| Simplexity
Jeffrey Kluger
Hyperion
ISBN: 978-1-4013-0301-3
Non-Fiction, Self-Help
Reviewed by Kate Greenwood |
Simplexity by Jeffrey Kluger decomposes some of the complexities of life into their building blocks. However, even though Kluger is simplifying things, it doesn’t mean that you want to read his book in the few moments in bed before falling asleep. Due to the original complexities of things like technology, economics and healthcare this book requires and deserves your full attention.
Simplexity is marketed as a self help book but it goes beyond that to becoming a reference book of sorts. Kluger is well informed in his chosen topics and uses contemporary illustrations wherever possible to relate to the reader. He chose a variety of complexities to decode from the stock market to mortality to language development in babies. The reader will find themselves augmenting their knowledge on these subjects while perhaps referencing the dictionary at times for some foreign words.

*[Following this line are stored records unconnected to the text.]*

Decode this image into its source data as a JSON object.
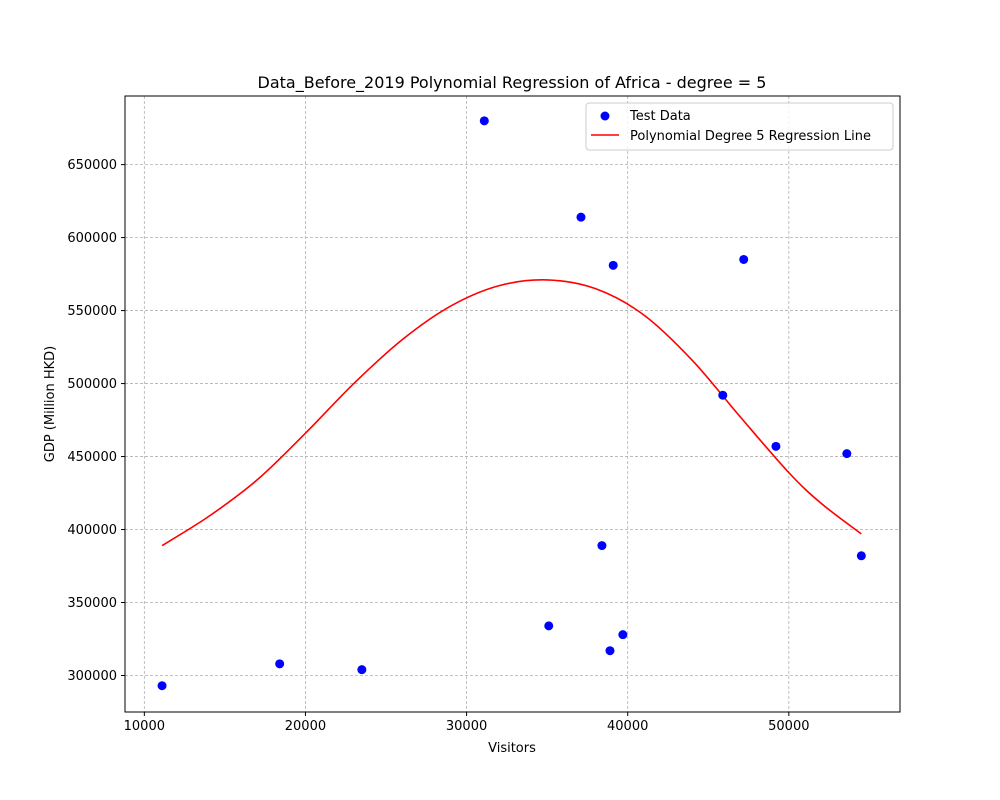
{
  "chart_data": {
    "type": "scatter",
    "title": "Data_Before_2019 Polynomial Regression of Africa - degree = 5",
    "xlabel": "Visitors",
    "ylabel": "GDP (Million HKD)",
    "xlim": [
      8800,
      56900
    ],
    "ylim": [
      275000,
      697000
    ],
    "xticks": [
      10000,
      20000,
      30000,
      40000,
      50000
    ],
    "xtick_labels": [
      "10000",
      "20000",
      "30000",
      "40000",
      "50000"
    ],
    "yticks": [
      300000,
      350000,
      400000,
      450000,
      500000,
      550000,
      600000,
      650000
    ],
    "ytick_labels": [
      "300000",
      "350000",
      "400000",
      "450000",
      "500000",
      "550000",
      "600000",
      "650000"
    ],
    "grid": true,
    "legend_position": "top-right",
    "series": [
      {
        "name": "Test Data",
        "kind": "scatter",
        "color": "#0000ff",
        "points": [
          {
            "x": 11100,
            "y": 293000
          },
          {
            "x": 18400,
            "y": 308000
          },
          {
            "x": 23500,
            "y": 304000
          },
          {
            "x": 31100,
            "y": 680000
          },
          {
            "x": 35100,
            "y": 334000
          },
          {
            "x": 37100,
            "y": 614000
          },
          {
            "x": 38400,
            "y": 389000
          },
          {
            "x": 38900,
            "y": 317000
          },
          {
            "x": 39100,
            "y": 581000
          },
          {
            "x": 39700,
            "y": 328000
          },
          {
            "x": 45900,
            "y": 492000
          },
          {
            "x": 47200,
            "y": 585000
          },
          {
            "x": 49200,
            "y": 457000
          },
          {
            "x": 53600,
            "y": 452000
          },
          {
            "x": 54500,
            "y": 382000
          }
        ]
      },
      {
        "name": "Polynomial Degree 5 Regression Line",
        "kind": "line",
        "color": "#ff0000",
        "points": [
          {
            "x": 11100,
            "y": 389000
          },
          {
            "x": 14000,
            "y": 409000
          },
          {
            "x": 17000,
            "y": 434000
          },
          {
            "x": 20000,
            "y": 466000
          },
          {
            "x": 23000,
            "y": 500000
          },
          {
            "x": 26000,
            "y": 530000
          },
          {
            "x": 29000,
            "y": 553000
          },
          {
            "x": 32000,
            "y": 567000
          },
          {
            "x": 35000,
            "y": 571000
          },
          {
            "x": 38000,
            "y": 565000
          },
          {
            "x": 41000,
            "y": 547000
          },
          {
            "x": 44000,
            "y": 516000
          },
          {
            "x": 47000,
            "y": 477000
          },
          {
            "x": 50000,
            "y": 439000
          },
          {
            "x": 52000,
            "y": 418000
          },
          {
            "x": 54500,
            "y": 397000
          }
        ]
      }
    ]
  }
}
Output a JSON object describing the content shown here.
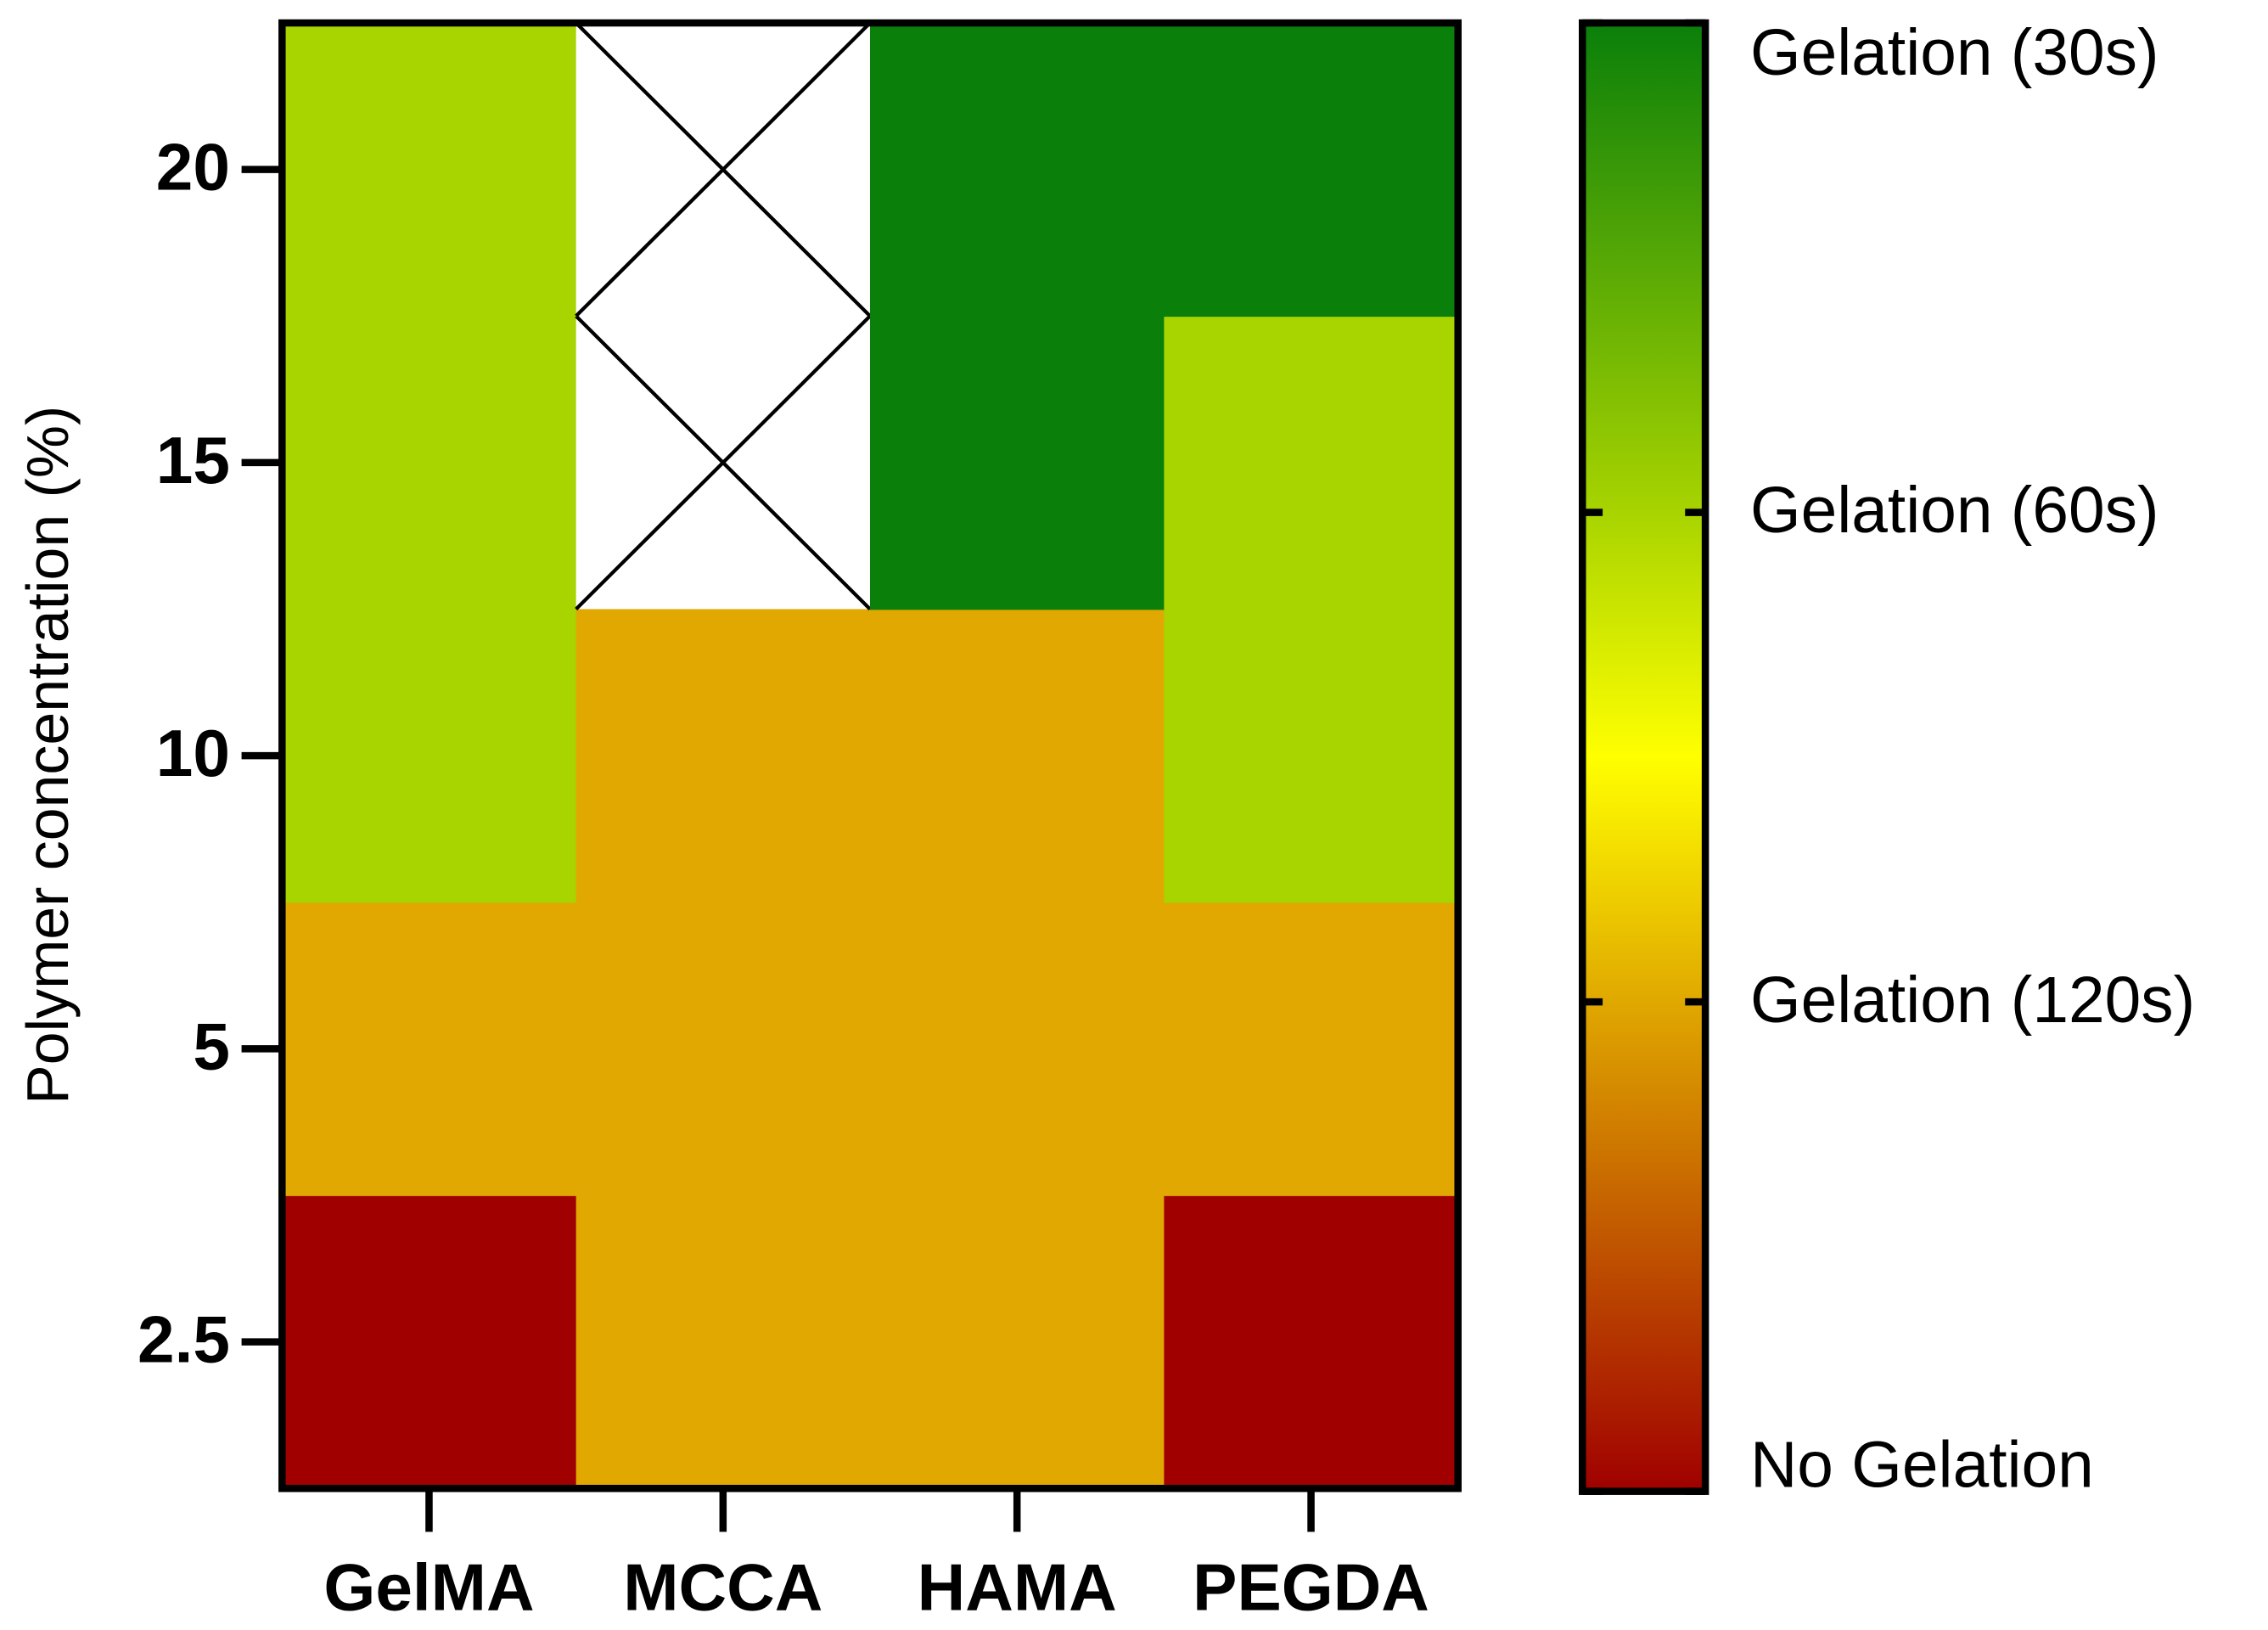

Kluger explains criteria for identifying complex and simple matters while reiterating the flexibilities in such definitions. “Happily, not every complexity-based choice we make in life need be so all-fired serious. Sometimes, the rules can be just as elaborate and the dynamics just as complicated, but the stakes can be so low as not to matter at all. It’s in situations like these that we don’t so much work the rules of complexity and simplicity, but play with them. And it’s here that they can become fun.” He not only shows the fun that can be had with the rules but he also reveals some predictable patterns that run through all aspects of our lives that again make them easier to understand and deal with it.
Jeffrey Kluger invites the reader on a journey through the current and largely unknown science of complexity research in an effort to ease the minds that often get caught up in complicated matters that can very easily be teased into simple manageable components. Though he solves some of life’s mysteries, he also leaves the reader intrigued and curious to further explore this science.